By 1980 Panta Rhei released their first album titled Panta Rhei, having a sound different from the jazz rock and classical adaptations of the rock days of the band, with a more progressive rock / pop rock crossover sound. By then, Enikő Ács and Csaba Béke had left and were replaced by András Laár on guitar and vocals and András Schmitt on drums. Both Schmitt and Laár remained in Panta Rhei until 1981, assuming drummer Béke would return. In 1982 the band performed their last concert and the band also broke up in 1982, returning to their familiar Symphonic Prog Rock sound.

In 1981 singer and guitarist András Laár would go on to form the Hungarian new wave and pop rock band KFT.

After Panta Rhei ended in 1982, in 1983 they continued recording under the banner of "P.R. Computer" and released an album of the same name which sold over 80,000 copies and established their noticeable work. The album was recorded with entirely electronic music, using the latest custom built synthesizers and computers, hence the new name "P.R. Computer". P.R. can be read as progressive rock or Panta Rhei, P.R. Computer was active up until 1989.

In 2017 Panta Rhei returned to the stage and tours again.

==Influences==

Panta Rhei sold records in Eastern Europe and the Soviet Union and were known for their classical adaptations of Béla Bartók's and Edvard Grieg's works.

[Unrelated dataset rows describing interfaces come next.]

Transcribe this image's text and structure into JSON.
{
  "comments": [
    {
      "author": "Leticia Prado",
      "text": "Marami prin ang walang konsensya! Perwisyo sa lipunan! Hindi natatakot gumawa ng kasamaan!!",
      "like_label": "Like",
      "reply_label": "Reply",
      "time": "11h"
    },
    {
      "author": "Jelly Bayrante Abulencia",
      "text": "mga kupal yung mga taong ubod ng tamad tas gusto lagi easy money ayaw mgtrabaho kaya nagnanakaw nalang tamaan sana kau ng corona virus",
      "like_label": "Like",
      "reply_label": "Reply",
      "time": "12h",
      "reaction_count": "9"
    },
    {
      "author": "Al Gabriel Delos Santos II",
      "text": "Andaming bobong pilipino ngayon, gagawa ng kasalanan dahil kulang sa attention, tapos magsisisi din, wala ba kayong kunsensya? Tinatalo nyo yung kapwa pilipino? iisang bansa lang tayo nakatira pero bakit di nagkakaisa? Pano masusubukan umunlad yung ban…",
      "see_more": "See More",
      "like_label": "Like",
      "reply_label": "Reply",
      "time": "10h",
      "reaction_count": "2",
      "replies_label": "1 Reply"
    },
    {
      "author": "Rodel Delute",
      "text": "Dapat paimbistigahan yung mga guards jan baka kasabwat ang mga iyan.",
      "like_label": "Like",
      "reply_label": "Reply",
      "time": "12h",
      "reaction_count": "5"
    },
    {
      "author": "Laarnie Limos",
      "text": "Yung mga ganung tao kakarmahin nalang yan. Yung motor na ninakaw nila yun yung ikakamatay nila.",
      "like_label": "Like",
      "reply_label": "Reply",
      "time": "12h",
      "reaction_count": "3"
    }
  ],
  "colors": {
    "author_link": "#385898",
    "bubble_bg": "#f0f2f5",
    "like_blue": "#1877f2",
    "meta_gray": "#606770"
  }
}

Panta Rhei were influenced by progressive rock bands Emerson, Lake & Palmer, The Nice, King Crimson, and others. ELP influences are blatantly heard in their early works, especially on the unreleased Bartók album recorded in 1977, as the music is driven by Hammond organ, drums and bass in the same way ELP presented their music; also synths were a main part of Panta Rhei's music.

==Recordings==

During their recording career Panta Rhei issued 2 LPs, 6 singles and recordings for film and ballet. Their albums sold over 100,000 copies in Hungary and Eastern Europe, whilst the band was mainly amateur they managed to record and release a few material in their entire lifespan.

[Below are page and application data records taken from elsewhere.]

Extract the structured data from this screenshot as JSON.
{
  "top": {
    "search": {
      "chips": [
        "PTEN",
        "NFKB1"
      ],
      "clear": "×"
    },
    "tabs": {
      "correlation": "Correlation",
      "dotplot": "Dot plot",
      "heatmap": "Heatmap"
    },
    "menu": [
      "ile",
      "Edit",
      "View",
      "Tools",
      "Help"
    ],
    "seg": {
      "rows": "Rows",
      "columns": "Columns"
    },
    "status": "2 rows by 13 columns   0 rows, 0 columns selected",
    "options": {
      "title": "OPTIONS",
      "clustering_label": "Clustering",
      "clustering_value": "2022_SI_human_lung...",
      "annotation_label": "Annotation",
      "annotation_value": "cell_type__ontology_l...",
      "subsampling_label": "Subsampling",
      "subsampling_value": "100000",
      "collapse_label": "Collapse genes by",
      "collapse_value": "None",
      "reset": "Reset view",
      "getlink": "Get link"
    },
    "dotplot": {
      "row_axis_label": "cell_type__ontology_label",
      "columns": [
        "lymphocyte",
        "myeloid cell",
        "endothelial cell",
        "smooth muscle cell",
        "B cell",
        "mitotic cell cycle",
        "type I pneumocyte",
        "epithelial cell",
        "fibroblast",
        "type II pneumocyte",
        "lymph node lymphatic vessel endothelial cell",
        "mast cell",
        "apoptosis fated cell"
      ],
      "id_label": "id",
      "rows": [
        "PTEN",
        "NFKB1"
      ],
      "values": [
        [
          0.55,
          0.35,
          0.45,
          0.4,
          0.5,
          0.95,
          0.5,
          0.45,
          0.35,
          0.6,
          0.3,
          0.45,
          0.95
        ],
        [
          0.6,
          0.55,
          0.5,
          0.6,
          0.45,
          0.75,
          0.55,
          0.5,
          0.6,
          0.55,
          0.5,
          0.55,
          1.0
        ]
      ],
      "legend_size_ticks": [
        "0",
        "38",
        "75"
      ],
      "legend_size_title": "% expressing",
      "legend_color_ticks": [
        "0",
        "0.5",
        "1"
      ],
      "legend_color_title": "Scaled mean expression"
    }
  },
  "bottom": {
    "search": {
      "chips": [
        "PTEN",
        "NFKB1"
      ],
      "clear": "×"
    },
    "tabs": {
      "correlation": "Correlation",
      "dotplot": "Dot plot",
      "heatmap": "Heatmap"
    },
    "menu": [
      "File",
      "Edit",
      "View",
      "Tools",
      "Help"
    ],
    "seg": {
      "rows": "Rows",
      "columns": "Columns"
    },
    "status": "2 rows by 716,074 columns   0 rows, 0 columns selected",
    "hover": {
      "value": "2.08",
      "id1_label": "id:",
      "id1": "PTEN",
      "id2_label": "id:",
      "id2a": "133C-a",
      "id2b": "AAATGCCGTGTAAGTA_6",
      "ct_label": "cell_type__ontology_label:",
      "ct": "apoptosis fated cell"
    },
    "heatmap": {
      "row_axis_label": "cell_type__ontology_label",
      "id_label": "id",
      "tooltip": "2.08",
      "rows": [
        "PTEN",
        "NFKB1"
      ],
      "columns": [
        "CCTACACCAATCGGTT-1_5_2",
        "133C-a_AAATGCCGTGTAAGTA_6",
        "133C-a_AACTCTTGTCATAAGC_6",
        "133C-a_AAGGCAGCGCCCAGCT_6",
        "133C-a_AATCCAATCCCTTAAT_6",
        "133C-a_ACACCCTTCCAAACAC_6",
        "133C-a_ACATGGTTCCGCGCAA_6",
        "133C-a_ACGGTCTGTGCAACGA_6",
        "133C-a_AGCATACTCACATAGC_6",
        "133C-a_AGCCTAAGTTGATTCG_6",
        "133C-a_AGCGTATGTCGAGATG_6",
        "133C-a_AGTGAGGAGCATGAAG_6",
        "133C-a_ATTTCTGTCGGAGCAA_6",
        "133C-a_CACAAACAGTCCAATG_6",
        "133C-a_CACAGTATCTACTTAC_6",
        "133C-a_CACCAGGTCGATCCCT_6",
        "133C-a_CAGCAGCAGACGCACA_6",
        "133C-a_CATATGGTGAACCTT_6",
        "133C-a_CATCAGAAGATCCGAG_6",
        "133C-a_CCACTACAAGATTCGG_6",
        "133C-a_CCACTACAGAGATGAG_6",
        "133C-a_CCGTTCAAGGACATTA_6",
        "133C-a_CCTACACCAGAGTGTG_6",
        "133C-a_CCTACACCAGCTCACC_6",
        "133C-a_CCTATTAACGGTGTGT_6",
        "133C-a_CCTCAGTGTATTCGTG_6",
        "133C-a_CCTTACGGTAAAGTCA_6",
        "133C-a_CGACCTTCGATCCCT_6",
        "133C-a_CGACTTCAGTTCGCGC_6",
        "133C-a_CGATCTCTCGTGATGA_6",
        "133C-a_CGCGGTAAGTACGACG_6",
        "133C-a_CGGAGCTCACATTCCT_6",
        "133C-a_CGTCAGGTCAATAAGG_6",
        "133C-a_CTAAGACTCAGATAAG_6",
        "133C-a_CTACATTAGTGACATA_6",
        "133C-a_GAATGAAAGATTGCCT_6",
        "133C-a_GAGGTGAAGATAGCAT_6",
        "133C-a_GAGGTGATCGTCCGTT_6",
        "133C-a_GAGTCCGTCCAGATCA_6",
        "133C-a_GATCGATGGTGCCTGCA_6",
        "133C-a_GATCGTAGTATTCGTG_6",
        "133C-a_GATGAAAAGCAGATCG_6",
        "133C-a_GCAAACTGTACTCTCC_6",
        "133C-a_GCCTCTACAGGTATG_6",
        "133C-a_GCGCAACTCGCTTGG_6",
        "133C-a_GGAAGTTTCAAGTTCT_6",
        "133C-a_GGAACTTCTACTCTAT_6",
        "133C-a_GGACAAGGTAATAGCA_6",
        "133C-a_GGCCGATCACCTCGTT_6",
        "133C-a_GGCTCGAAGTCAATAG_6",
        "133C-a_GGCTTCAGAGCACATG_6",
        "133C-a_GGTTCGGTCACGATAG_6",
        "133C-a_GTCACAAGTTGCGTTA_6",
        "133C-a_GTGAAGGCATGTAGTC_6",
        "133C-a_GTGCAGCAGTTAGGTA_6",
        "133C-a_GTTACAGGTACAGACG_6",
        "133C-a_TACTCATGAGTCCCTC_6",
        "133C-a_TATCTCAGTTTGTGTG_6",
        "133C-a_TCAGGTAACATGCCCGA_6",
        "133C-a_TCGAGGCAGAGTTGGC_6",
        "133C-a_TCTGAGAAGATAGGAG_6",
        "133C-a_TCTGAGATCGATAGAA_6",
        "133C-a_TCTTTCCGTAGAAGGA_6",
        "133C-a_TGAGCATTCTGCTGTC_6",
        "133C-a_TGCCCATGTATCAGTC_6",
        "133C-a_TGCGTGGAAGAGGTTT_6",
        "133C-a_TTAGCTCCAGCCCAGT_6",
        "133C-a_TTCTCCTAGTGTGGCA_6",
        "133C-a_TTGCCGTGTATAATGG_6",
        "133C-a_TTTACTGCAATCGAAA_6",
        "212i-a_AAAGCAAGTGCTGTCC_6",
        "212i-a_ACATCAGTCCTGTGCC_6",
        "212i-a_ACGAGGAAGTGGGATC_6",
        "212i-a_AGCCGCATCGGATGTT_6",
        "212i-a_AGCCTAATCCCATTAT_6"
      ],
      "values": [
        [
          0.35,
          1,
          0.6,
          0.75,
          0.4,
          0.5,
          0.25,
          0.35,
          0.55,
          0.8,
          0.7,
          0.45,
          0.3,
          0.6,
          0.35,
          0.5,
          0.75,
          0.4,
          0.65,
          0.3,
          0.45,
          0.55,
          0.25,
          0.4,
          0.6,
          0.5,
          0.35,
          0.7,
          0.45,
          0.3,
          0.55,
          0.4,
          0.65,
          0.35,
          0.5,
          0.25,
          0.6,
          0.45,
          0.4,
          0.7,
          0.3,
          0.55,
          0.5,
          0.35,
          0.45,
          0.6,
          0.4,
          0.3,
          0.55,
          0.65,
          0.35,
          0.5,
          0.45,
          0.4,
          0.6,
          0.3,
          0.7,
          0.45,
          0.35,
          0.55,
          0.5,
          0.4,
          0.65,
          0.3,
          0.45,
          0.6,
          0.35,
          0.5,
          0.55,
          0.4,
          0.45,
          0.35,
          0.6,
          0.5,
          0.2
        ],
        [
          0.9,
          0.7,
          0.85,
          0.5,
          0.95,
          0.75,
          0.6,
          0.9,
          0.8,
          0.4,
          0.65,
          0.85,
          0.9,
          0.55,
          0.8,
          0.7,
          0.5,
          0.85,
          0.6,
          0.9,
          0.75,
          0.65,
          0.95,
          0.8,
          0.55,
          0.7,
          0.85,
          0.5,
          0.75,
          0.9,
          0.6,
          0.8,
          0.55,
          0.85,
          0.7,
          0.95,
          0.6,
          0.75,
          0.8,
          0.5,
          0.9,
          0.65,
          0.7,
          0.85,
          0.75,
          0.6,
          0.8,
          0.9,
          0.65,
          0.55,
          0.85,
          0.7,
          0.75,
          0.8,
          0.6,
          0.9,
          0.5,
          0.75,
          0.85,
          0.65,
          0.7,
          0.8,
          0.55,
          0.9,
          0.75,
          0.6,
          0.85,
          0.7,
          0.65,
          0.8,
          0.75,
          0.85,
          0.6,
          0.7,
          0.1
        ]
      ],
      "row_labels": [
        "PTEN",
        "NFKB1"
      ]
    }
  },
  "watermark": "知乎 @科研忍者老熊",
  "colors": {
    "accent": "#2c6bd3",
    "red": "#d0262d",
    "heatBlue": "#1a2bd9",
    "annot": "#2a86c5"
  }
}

A compilation CD called Epilógus (English: "Epilogue") of previously unpublished material was released in 1998, featuring three fusion pieces from 1977 and a 22-minute prog rock epic, Peer Gynt Suite recorded in 1976 and, ennobled to a must-hear for progressive rock fans, Epilógus features electronic music from 1983 until the latter 80s under the "P.R. Computer" banner. 2002 saw a release of a book about the band that included a CD with a collection of songs recorded 1975–79.

==Members==

| Panta Rhei - line up changes 1974–1982 |
|---|
| Kálmán Matolcsy / keyboards (1974–1982) Sándor (Alex) Szalay / guitar (1974–1982) András Szalay / vocals and bass (1974–1982) Csaba Béke / drums (1974–1982) Gyula Moldován /guitar and vocals (1974–1975) Ács Enikő / vocals (1976–1979) Kegye János / saxophone (1976) Miklós Kiss / drums (1976) Laár András / guitar and vocals (1980–1981) Nagy József / flute (1974–1975) Schmidt András / drums (1980–1981) |

| Panta Rhei - reunion |
|---|
| Sándor (Alex) Szalay / guitar András Szalay / vocals and bass Mátyás Milkovics / synthesizer Dániel Szalay / drums András Kálmán / keyboards Enikő Ács / vocals |

===After Panta Rhei===

Alex Szalay is now working as a Bloomberg Distinguished Professor of Physics & Astronomy and Computer Science at the Johns Hopkins University, USA.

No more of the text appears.